Peanuts are high on the list of foods that kids are commonly allergic to these days. And for children who have this allergy, even the smallest exposure to a peanut can result in serious – even life-threatening – anaphylaxis. Experts freely admit that the peanut allergy situation in America is so serious as to be labelled “almost epidemic,” but insist they have no idea what’s causing the problem.
A report by Mount Sinai Hospital’s Jaffe Food Allergy Institute found that between 1997 and 2008, the number of kids with peanut allergies tripled, from just 1-in-250 to about 1-in-70. This is shocking when you consider that even a few decades ago peanut allergies were almost unheard of, and in Eastern countries like India, where children eat large amounts of peanuts, such allergies are extremely uncommon.
Clearly, something specific is causing this massive increase in peanut allergies among Western children. Could it be the fact that peanut oil is a common – though hidden – adjuvant in many of the vaccines routinely recommended by the Centers for Disease Control and Prevention (CDC)? (Related: All 8 extreme childhood food allergies are also common ingredients in CDC-recommended vaccines… coincidence?)
“Almost an epidemic”
CNBC recently reported that peanut and other food allergies are definitely on the increase in the United States. While Big Pharma has promised all kinds of miracle drugs to slowly expose children to peanuts or deal with the problem in some other way, the truth is that experts have no real, scientific evidence as to what is causing the problem – or what to do about it.
“It really is almost an epidemic,” Dr. Scott Sicherer, The Jaffe Food Allergy Institute’s director, told CNBC. “It’s impossible to deny an increase, even with anecdotal reports from school nurses.” He added that “about two (children) per classroom have food allergies. It’s not just our imagination.”
The National Institutes of Health insists that early exposure to allergenic foods could help mitigate the problem, but this can’t really be a solution, since, as already noted, kids in other countries where peanut consumption is massive don’t have anywhere near the same level of peanut allergies as American and other Western children do. (Related: Severe childhood allergies to peanuts, eggs and dairy directly linked to ‘trace’ ingredients in common vaccines.)
Vaccines are full of supposedly “harmless” adjuvants … including peanut derivatives
In the mid-1960s, peanut oils were first introduced into vaccines because scientists hypothesized they could “prolong” immunity.

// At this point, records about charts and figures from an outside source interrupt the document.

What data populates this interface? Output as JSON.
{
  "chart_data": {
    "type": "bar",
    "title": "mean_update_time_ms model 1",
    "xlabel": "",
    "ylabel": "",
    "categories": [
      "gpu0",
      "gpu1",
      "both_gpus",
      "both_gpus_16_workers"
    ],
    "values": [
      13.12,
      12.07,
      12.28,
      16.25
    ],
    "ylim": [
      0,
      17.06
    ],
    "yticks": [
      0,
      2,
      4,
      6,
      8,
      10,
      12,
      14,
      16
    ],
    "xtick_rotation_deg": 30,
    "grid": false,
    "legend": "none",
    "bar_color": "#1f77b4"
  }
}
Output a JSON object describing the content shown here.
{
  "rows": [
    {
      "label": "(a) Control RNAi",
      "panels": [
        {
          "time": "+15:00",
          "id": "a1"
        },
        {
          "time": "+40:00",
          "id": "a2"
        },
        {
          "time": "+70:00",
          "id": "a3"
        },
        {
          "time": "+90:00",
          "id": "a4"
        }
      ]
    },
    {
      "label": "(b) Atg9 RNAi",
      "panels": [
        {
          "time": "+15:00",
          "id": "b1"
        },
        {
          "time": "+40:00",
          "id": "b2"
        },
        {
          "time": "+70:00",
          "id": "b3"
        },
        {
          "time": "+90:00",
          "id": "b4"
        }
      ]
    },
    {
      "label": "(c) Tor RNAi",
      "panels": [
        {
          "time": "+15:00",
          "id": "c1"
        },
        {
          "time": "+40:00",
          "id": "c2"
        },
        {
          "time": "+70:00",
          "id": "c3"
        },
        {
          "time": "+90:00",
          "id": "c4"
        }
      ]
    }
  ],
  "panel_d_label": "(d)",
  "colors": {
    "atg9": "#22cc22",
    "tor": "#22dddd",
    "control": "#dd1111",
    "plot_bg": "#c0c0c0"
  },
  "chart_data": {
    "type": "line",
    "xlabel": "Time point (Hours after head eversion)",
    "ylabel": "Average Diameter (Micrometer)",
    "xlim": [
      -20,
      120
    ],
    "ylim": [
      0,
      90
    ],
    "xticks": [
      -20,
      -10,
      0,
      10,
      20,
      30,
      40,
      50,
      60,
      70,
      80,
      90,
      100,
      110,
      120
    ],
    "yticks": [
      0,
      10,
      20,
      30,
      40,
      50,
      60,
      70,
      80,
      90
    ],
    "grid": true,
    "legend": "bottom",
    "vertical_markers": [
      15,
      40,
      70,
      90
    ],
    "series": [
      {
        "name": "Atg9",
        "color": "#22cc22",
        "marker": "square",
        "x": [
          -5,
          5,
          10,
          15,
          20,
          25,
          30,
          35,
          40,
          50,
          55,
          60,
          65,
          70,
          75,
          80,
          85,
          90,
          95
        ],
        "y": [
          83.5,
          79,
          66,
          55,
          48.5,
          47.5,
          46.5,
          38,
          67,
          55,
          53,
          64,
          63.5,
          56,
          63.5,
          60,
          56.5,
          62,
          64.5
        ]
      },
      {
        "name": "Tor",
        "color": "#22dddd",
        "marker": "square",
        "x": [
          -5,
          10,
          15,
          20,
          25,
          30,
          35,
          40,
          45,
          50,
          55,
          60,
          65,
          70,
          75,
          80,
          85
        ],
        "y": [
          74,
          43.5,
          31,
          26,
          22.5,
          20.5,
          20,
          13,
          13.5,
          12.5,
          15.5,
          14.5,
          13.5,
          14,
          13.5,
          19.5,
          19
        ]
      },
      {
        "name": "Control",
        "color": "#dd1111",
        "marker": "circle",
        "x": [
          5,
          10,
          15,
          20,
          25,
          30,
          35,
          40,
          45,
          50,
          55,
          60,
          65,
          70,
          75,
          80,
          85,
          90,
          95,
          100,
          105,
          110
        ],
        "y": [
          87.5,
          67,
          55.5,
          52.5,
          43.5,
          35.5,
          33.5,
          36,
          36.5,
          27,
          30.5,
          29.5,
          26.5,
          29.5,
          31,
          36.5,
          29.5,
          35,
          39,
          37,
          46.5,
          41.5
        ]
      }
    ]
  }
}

Somehow, they thought, the oil would act as a time-release capsule. Within 20 years, peanut oil was the preferred “excipient” – meaning a substance formulated alongside the active ingredient of a medication for the purpose of long-term stabilization. The dangers of its use, however, were well-documented. The problem? Doctors and scientists had lumped immune response with immunity, making a grave mistake that’s still assumed to be true today. The myth is that the greater the allergic response to the vaccine, the greater the immunity that is conferred. Wrong!
So, as the number of mandated vaccines increased, and peanut oils were added as immunity-boosters, the number of children with peanut allergies increased exponentially. The link between vaccines and peanut allergies is therefore not confusing or obscure. It’s simple: Vaccines are full of things that are simply not good for our kids – including peanuts – and parents should be informed of that fact so that they can make the right decision about vaccinating their children.